Closed scottyeager closed 2 weeks ago

scottyeager commented 3 weeks ago

My understanding was that uptime enforcement should be based on uptime percentage scaled according to the node's connection time, but having observed the results from the most recent minting it seems that is not the case.

Checking the code I see that this uptime percentage, which is explicitly not scaled

https://github.com/threefoldtech/minting_v3/blob/3b59eee6393c959828e39d84cd34e760e272d83b/minting/src/main.rs#L2054-L2055

is also used for the SLA enforcement:

https://github.com/threefoldtech/minting_v3/blob/3b59eee6393c959828e39d84cd34e760e272d83b/minting/src/main.rs#L2077

Therefore a DIY node that connected after more than 5% of the period has passed can't possibly pass this check and therefore won't mint.

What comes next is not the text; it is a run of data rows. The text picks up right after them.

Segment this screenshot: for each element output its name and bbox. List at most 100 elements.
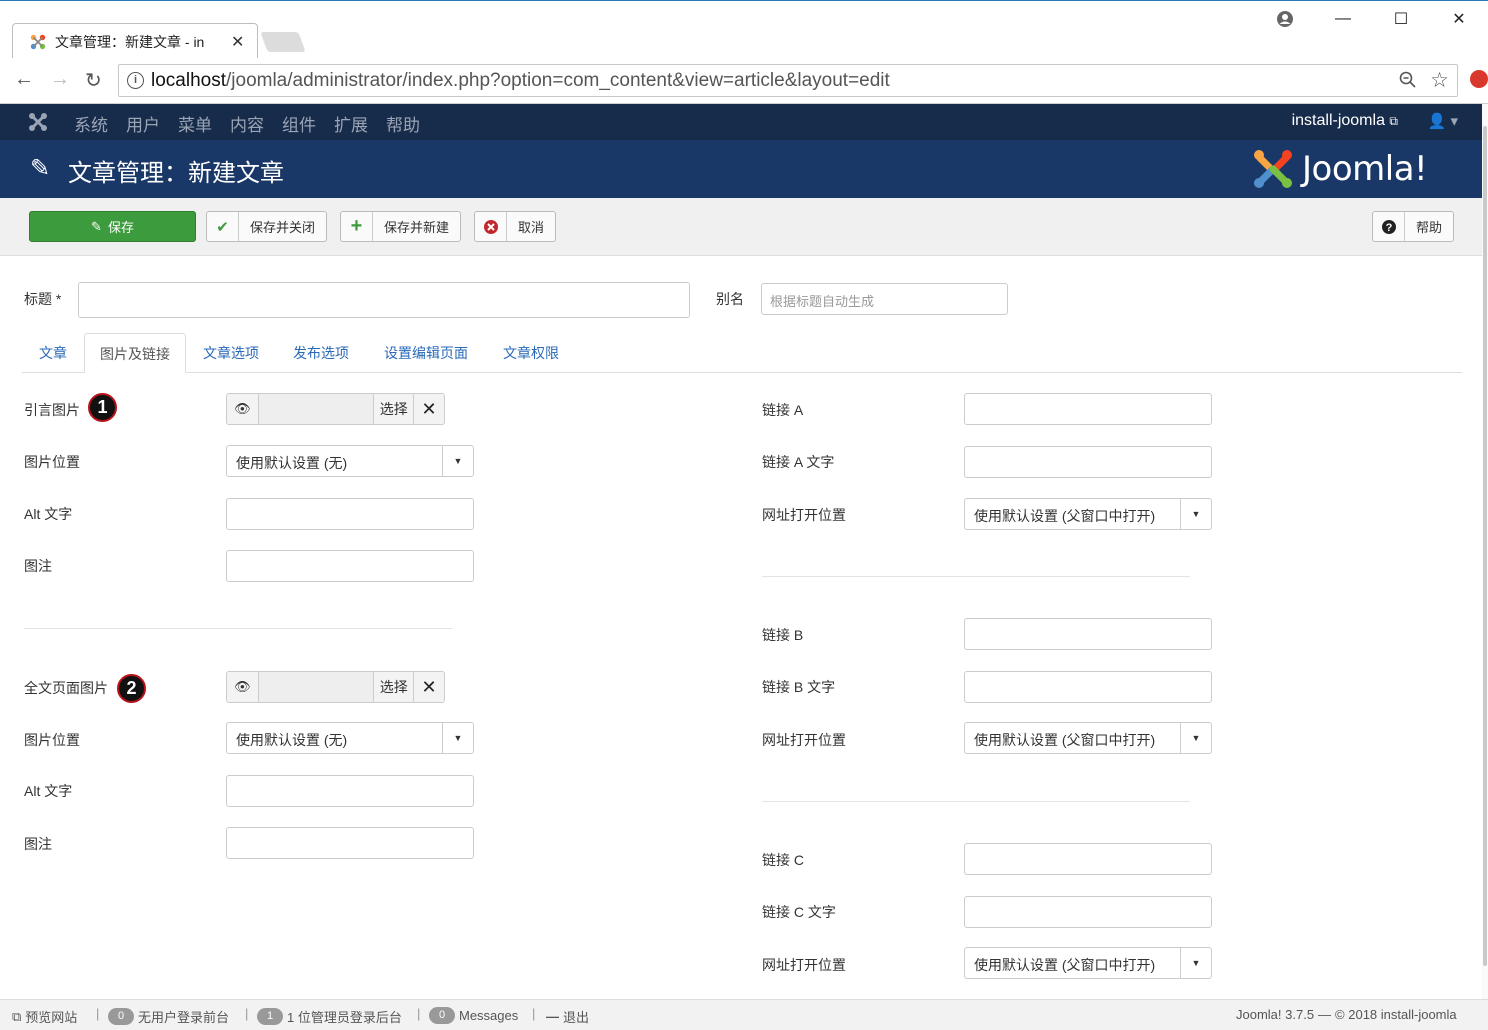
intro-caption-label: 图注 (24, 558, 52, 574)
user-menu-icon[interactable]: 👤 ▾ (1428, 112, 1458, 130)
full-alt-input[interactable] (226, 775, 474, 807)
new-tab-button[interactable] (260, 32, 306, 52)
zoom-icon[interactable] (1399, 71, 1417, 94)
article-tabs: 文章 图片及链接 文章选项 发布选项 设置编辑页面 文章权限 (22, 333, 1462, 373)
separator: | (417, 1006, 421, 1021)
full-image-label: 全文页面图片 (24, 680, 108, 696)
backend-admins-status[interactable]: 1 1 位管理员登录后台 (257, 1007, 402, 1026)
intro-alt-label: Alt 文字 (24, 506, 73, 522)
maximize-icon[interactable]: ☐ (1372, 1, 1430, 37)
separator: | (245, 1006, 249, 1021)
tab-editor-config[interactable]: 设置编辑页面 (369, 333, 483, 373)
chevron-down-icon: ▼ (1180, 723, 1211, 753)
help-button[interactable]: ? 帮助 (1372, 211, 1455, 242)
link-a-input[interactable] (964, 393, 1212, 425)
admin-top-menu: 系统 用户 菜单 内容 组件 扩展 帮助 install-joomla ⧉ 👤 … (0, 104, 1488, 140)
preview-site-link[interactable]: ⧉ 预览网站 (12, 1007, 77, 1026)
chevron-down-icon: ▼ (1180, 499, 1211, 529)
clear-x-icon[interactable]: ✕ (414, 672, 444, 702)
cancel-circle-icon (475, 212, 507, 241)
full-caption-label: 图注 (24, 836, 52, 852)
intro-alt-input[interactable] (226, 498, 474, 530)
eye-icon[interactable]: 👁 (227, 672, 259, 702)
menu-extensions[interactable]: 扩展 (334, 111, 368, 136)
link-b-label: 链接 B (762, 627, 804, 643)
clear-x-icon[interactable]: ✕ (414, 394, 444, 424)
page-title: 文章管理：新建文章 (68, 160, 284, 187)
plus-icon: + (341, 212, 373, 241)
alias-label: 别名 (716, 291, 744, 307)
profile-icon[interactable] (1256, 1, 1314, 37)
save-new-button[interactable]: + 保存并新建 (340, 211, 462, 242)
tab-publishing[interactable]: 发布选项 (278, 333, 364, 373)
link-a-target-select[interactable]: 使用默认设置 (父窗口中打开) ▼ (964, 498, 1212, 530)
link-c-target-select[interactable]: 使用默认设置 (父窗口中打开) ▼ (964, 947, 1212, 979)
save-close-button[interactable]: ✔ 保存并关闭 (206, 211, 328, 242)
eye-icon[interactable]: 👁 (227, 394, 259, 424)
link-b-target-select[interactable]: 使用默认设置 (父窗口中打开) ▼ (964, 722, 1212, 754)
tab-permissions[interactable]: 文章权限 (488, 333, 574, 373)
link-a-target-label: 网址打开位置 (762, 507, 846, 523)
alias-input[interactable]: 根据标题自动生成 (761, 283, 1008, 315)
link-b-target-label: 网址打开位置 (762, 732, 846, 748)
intro-caption-input[interactable] (226, 550, 474, 582)
chevron-down-icon: ▼ (442, 446, 473, 476)
link-b-input[interactable] (964, 618, 1212, 650)
bookmark-star-icon[interactable]: ☆ (1430, 68, 1449, 93)
logout-link[interactable]: — 退出 (546, 1007, 589, 1026)
back-arrow-icon[interactable]: ← (14, 68, 34, 91)
full-caption-input[interactable] (226, 827, 474, 859)
link-c-text-input[interactable] (964, 896, 1212, 928)
info-icon[interactable]: i (127, 72, 144, 89)
intro-float-label: 图片位置 (24, 454, 80, 470)
joomla-logo-icon (1254, 150, 1292, 188)
link-c-input[interactable] (964, 843, 1212, 875)
question-icon: ? (1373, 212, 1405, 241)
cancel-button[interactable]: 取消 (474, 211, 557, 242)
site-link[interactable]: install-joomla ⧉ (1292, 112, 1398, 130)
address-bar[interactable]: i localhost/joomla/administrator/index.p… (118, 64, 1458, 97)
full-alt-label: Alt 文字 (24, 783, 73, 799)
close-window-icon[interactable]: ✕ (1430, 1, 1488, 37)
tab-images-links[interactable]: 图片及链接 (84, 333, 186, 373)
menu-menus[interactable]: 菜单 (178, 111, 212, 136)
edit-icon: ✎ (91, 218, 102, 234)
intro-image-select-button[interactable]: 选择 (374, 394, 415, 424)
menu-users[interactable]: 用户 (126, 111, 160, 136)
scrollbar-thumb[interactable] (1483, 126, 1487, 966)
messages-status[interactable]: 0 Messages (429, 1007, 518, 1024)
link-b-text-input[interactable] (964, 671, 1212, 703)
frontend-users-status[interactable]: 0 无用户登录前台 (108, 1007, 229, 1026)
version-info: Joomla! 3.7.5 — © 2018 install-joomla (1236, 1007, 1457, 1022)
tab-options[interactable]: 文章选项 (188, 333, 274, 373)
save-button[interactable]: ✎ 保存 (29, 211, 196, 242)
url-text[interactable]: localhost/joomla/administrator/index.php… (151, 70, 890, 92)
menu-content[interactable]: 内容 (230, 111, 264, 136)
full-image-select-button[interactable]: 选择 (374, 672, 415, 702)
divider (762, 576, 1190, 577)
status-badge: 0 (108, 1008, 134, 1025)
divider (762, 801, 1190, 802)
minimize-icon[interactable]: — (1314, 1, 1372, 37)
link-a-label: 链接 A (762, 402, 804, 418)
intro-float-select[interactable]: 使用默认设置 (无) ▼ (226, 445, 474, 477)
forward-arrow-icon[interactable]: → (50, 68, 70, 91)
title-input[interactable] (78, 282, 690, 318)
svg-text:?: ? (1385, 222, 1392, 234)
tab-content[interactable]: 文章 (24, 333, 82, 373)
tab-close-icon[interactable]: ✕ (231, 32, 244, 52)
link-c-text-label: 链接 C 文字 (762, 904, 836, 920)
full-float-select[interactable]: 使用默认设置 (无) ▼ (226, 722, 474, 754)
reload-icon[interactable]: ↻ (85, 68, 102, 93)
browser-tab[interactable]: 文章管理：新建文章 - in ✕ (12, 23, 258, 59)
callout-badge-1: 1 (88, 393, 117, 422)
joomla-menu-icon[interactable] (28, 112, 48, 132)
separator: | (96, 1006, 100, 1021)
link-a-text-input[interactable] (964, 446, 1212, 478)
extension-icon[interactable] (1470, 70, 1488, 88)
menu-system[interactable]: 系统 (74, 111, 108, 136)
external-link-icon: ⧉ (1389, 114, 1398, 128)
menu-help[interactable]: 帮助 (386, 111, 420, 136)
menu-components[interactable]: 组件 (282, 111, 316, 136)
separator: | (532, 1006, 536, 1021)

Is this the intended behavior?

LeeSmet commented 2 weeks ago

This is indeed intended. Uptime scaling in the period was implemented initially since we wanted farmers to migrate from v2 to v3 ASAP, and not doing that would mean farmers should wait until roughly the period end to avoid loss of rewards. The plan was to remove this after most of the v2 farmers had migrated (i.e. to only enable it for a couple of months). The comment is a leftover which should have been removed, but also indicates why we still had the scaling when we switched to linear payments on V3: in a linear payment scheme, the scaling of both the period to the actual time between connecton and period end, and the scaling of the payout based on uptime in the aforementioned calculated range, cancel out. Essentially, if a node is started roughly 3.045 days before the period end, and is online for 100% of the time, it will get 10% of the reward, irrespective if of whether we calculate the reward for 100% of the shorter duration, or if we calculate 10% uptime in the total period. So at this point, the only purpose of the code was to have the start date nicely marked in the overview file. Since we now enforce the SLA again, this changes is reverted back to what was initially intended. It should further be noted that scaling this has always been considered a bad idea, since it undermines the idea of SLA entirely as long as a node id is cheap to create.